Trotzdem würde ich niemandem raten, darauf zu vertrauen, dass man spontan noch günstige Tickets bekommt. So sind die Fähren von Freitag bis und mit Montag oft komplett ausgebucht. Wir mussten bei unserer Rückreise etwa die letzte Fähre um 22 Uhr nehmen.
Spar-Tipp
Wer mit dem Auto nur Vancouver Island bereisen will, kann sich gut einen Wagen auf der Insel selbst buchen, um die Kosten für den Transport zu sparen.
Unterkünfte in Tofino: beliebt und teuer
In Tofino angekommen, haben wir eine wunderschöne Unterkunft direkt am Strand gebucht. Kleine Warnung: Tofino gehört zu den teuersten Reisezielen in Kanada. Für ein einigermassen schönes Hotel oder Airbnb bezahlt man pro Nacht schnell 200 Franken pro Person. Zudem sind viele Unterkünfte im Sommer bereits Monate vorher ausgebucht.

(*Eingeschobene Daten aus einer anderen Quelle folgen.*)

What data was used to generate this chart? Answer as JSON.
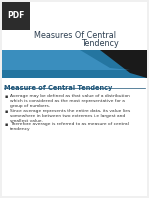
{
  "title_line1": "Measures Of Central",
  "title_line2": "Tendency",
  "section_heading": "Measure of Central Tendency",
  "bullets": [
    "Average may be defined as that value of a distribution\nwhich is considered as the most representative for a\ngroup of numbers.",
    "Since average represents the entire data, its value lies\nsomewhere in between two extremes i.e largest and\nsmallest value.",
    "Therefore average is referred to as measure of central\ntendency"
  ],
  "bg_color": "#f0f0f0",
  "slide_bg": "#ffffff",
  "header_bg": "#1a1a2e",
  "pdf_box_color": "#2c2c2c",
  "pdf_text_color": "#ffffff",
  "title_color": "#2c3e50",
  "heading_color": "#1a5276",
  "bullet_color": "#333333",
  "bar_color_dark": "#1a3a5c",
  "bar_color_light": "#2980b9"
}
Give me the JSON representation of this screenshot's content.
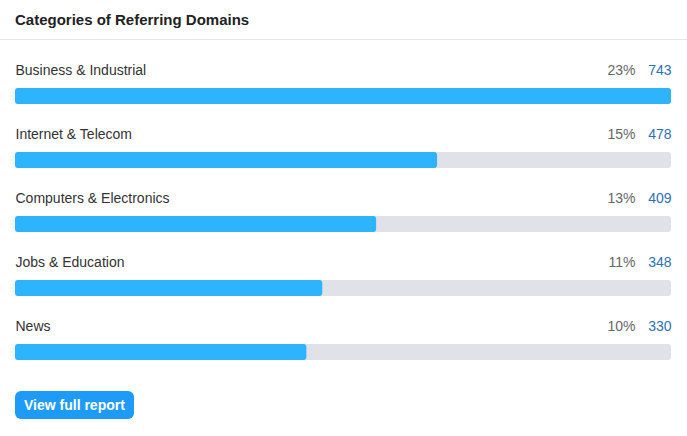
{
  "chart_data": {
    "type": "bar",
    "title": "Categories of Referring Domains",
    "orientation": "horizontal",
    "categories": [
      "Business & Industrial",
      "Internet & Telecom",
      "Computers & Electronics",
      "Jobs & Education",
      "News"
    ],
    "values": [
      743,
      478,
      409,
      348,
      330
    ],
    "percentages": [
      {
        "value": 23,
        "label": "23%"
      },
      {
        "value": 15,
        "label": "15%"
      },
      {
        "value": 13,
        "label": "13%"
      },
      {
        "value": 11,
        "label": "11%"
      },
      {
        "value": 10,
        "label": "10%"
      }
    ],
    "color": "#2db4fc",
    "xlim": [
      0,
      743
    ],
    "grid": false,
    "tick_labels": false,
    "data_labels": true,
    "button": "View full report"
  }
}
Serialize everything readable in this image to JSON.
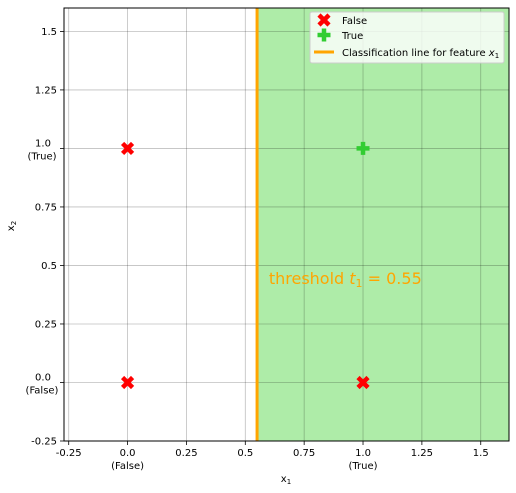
{
  "chart_data": {
    "type": "scatter",
    "title": "",
    "xlabel_main": "x",
    "xlabel_sub": "1",
    "ylabel_main": "x",
    "ylabel_sub": "2",
    "xlim": [
      -0.27,
      1.62
    ],
    "ylim": [
      -0.25,
      1.6
    ],
    "grid": true,
    "x_ticks": [
      {
        "value": -0.25,
        "label": "-0.25",
        "sub": ""
      },
      {
        "value": 0.0,
        "label": "0.0",
        "sub": "(False)"
      },
      {
        "value": 0.25,
        "label": "0.25",
        "sub": ""
      },
      {
        "value": 0.5,
        "label": "0.5",
        "sub": ""
      },
      {
        "value": 0.75,
        "label": "0.75",
        "sub": ""
      },
      {
        "value": 1.0,
        "label": "1.0",
        "sub": "(True)"
      },
      {
        "value": 1.25,
        "label": "1.25",
        "sub": ""
      },
      {
        "value": 1.5,
        "label": "1.5",
        "sub": ""
      }
    ],
    "y_ticks": [
      {
        "value": -0.25,
        "label": "-0.25",
        "sub": ""
      },
      {
        "value": 0.0,
        "label": "0.0",
        "sub": "(False)"
      },
      {
        "value": 0.25,
        "label": "0.25",
        "sub": ""
      },
      {
        "value": 0.5,
        "label": "0.5",
        "sub": ""
      },
      {
        "value": 0.75,
        "label": "0.75",
        "sub": ""
      },
      {
        "value": 1.0,
        "label": "1.0",
        "sub": "(True)"
      },
      {
        "value": 1.25,
        "label": "1.25",
        "sub": ""
      },
      {
        "value": 1.5,
        "label": "1.5",
        "sub": ""
      }
    ],
    "series": [
      {
        "name": "False",
        "marker": "x",
        "color": "#ff0000",
        "points": [
          [
            0,
            0
          ],
          [
            0,
            1
          ],
          [
            1,
            0
          ]
        ]
      },
      {
        "name": "True",
        "marker": "plus",
        "color": "#32cd32",
        "points": [
          [
            1,
            1
          ]
        ]
      }
    ],
    "threshold": {
      "value": 0.55,
      "color": "#ffa500",
      "legend_label": "Classification line for feature ",
      "legend_var": "x",
      "legend_sub": "1",
      "annot_prefix": "threshold ",
      "annot_var": "t",
      "annot_sub": "1",
      "annot_suffix": " = 0.55",
      "annot_at": [
        0.6,
        0.42
      ]
    },
    "region": {
      "color": "#aeeca8",
      "from_x": 0.55
    },
    "legend_placement": "top-right"
  }
}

Der hohe Preis hat sich für unseren Trip jedoch gelohnt. So wohnten wir zu viert in einem kleinen Hüttchen mit allem, was man braucht im sogenannten Ocean Village Resort. Wir konnten draussen essen, den Grill benutzen und hätten sogar einen Pool zur Verfügung gehabt. Das schönste war aber die Lage direkt am Strand, wo wir spazieren und Sonnenuntergänge beobachten konnten.

Aktivitäten in Tofino: Surfen, Zipline-Fail, Kajaken und Safari
Wofür Tofino aber eigentlich bekannt ist, sind die unzähligen Outdoor-Aktivitäten. So ist Tofino berühmt für seine Surferszene und rund um das Dörfchen werden überall verschiedenste Touren angeboten.

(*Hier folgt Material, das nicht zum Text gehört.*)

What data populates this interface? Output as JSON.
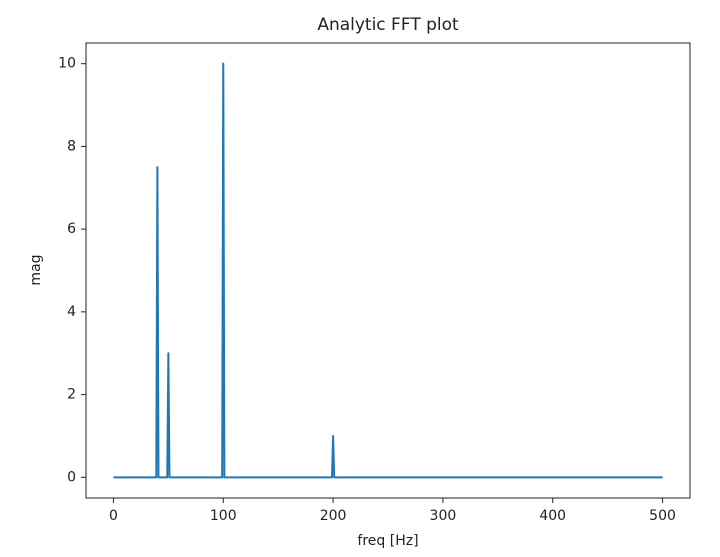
{
  "chart_data": {
    "type": "line",
    "title": "Analytic FFT plot",
    "xlabel": "freq [Hz]",
    "ylabel": "mag",
    "x": [
      0,
      39,
      40,
      41,
      49,
      50,
      51,
      99,
      100,
      101,
      199,
      200,
      201,
      500
    ],
    "series": [
      {
        "color": "#1f77b4",
        "values": [
          0,
          0,
          7.5,
          0,
          0,
          3,
          0,
          0,
          10,
          0,
          0,
          1,
          0,
          0
        ]
      }
    ],
    "xlim": [
      -25,
      525
    ],
    "ylim": [
      -0.5,
      10.5
    ],
    "xticks": [
      0,
      100,
      200,
      300,
      400,
      500
    ],
    "yticks": [
      0,
      2,
      4,
      6,
      8,
      10
    ]
  }
}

An unserem ersten Tag haben wir uns für einen Zipline-Park entschieden. Diesen haben wir über die Webseite von WestCoast Wild gebucht – und wurden leider ziemlich enttäuscht. Bei unserer Ankunft wurde uns nämlich mitgeteilt, dass die Zipline an diesem Tag nicht im Einsatz sei. Wir hatten unseren Spot bereits gebucht und keinen Anruf mit einem Hinweis im Voraus erhalten. Daraufhin wurden wir mit einer gratis Kajak-Tour vertröstet, die sonst 65 Dollar pro Person gekostet hätte. Versöhnlich gestimmt paddelten wir also los – nur um nach 15 Minuten festzustellen, dass wir bereits am Ende der Kajakstrecke angelangt waren. Wir verliessen WestCoast Wild also ziemlich enttäuscht und ich würde raten diesen Anbieter zu meiden. Gerade auch, weil die ganze Aufmachung des Unternehmens vor Ort alles andere als professionell wirkte.

Nach einem Abendessen vor unserer Hütte und einer erholenden Nacht, waren wir am nächsten Tag aber wieder bereit, Tofino zu erkunden. Im Dörfchen gibt es unzählige Shops und Souvenirläden, die Tofino einen gemütlichen Surfer-Vibe verleihen. Zudem haben wir unsere Einkäufe immer im co-op erledigt, was mir jedes Mal einbizeli Heimweh bescherte. Ebenfalls wollten wir das heimische Aquarium besuchen, das hat sich jedoch als 10 un-glamouröse Fischtänke entpuppt und wir haben stattdessen einen Spaziergang gemacht. Und dabei einen Weisskopfseeadler entdeckt. Die Weisskopfseeadler sind auf ganz Vancouver Island unterwegs und jedes Mal ein Highlight. Zudem haben wir während unseres Aufenthalts mehrere Rehe bei hellichtem Tag im Dorf gesehen und bei einer Autofahrt lief uns ein Schwarzbär über die Strasse.



Um unsere spontane Safari noch zu vollenden, haben wir an unserem letzten Tag noch eine Whale-Watching-Tour gemacht. Dabei konnten wir Otter, Papageientaucher, Robben und einen Grauwal beobachten. Wer also die Wildnis von Kanada hautnah miterleben will, ist in Tofino und auf Vancouver Island genau richtig. Aber auch sonst war Tofino für mich bisher der schönste Kurzurlaub rund um Vancouver und ich würde es jeder und jedem ans Herz legen.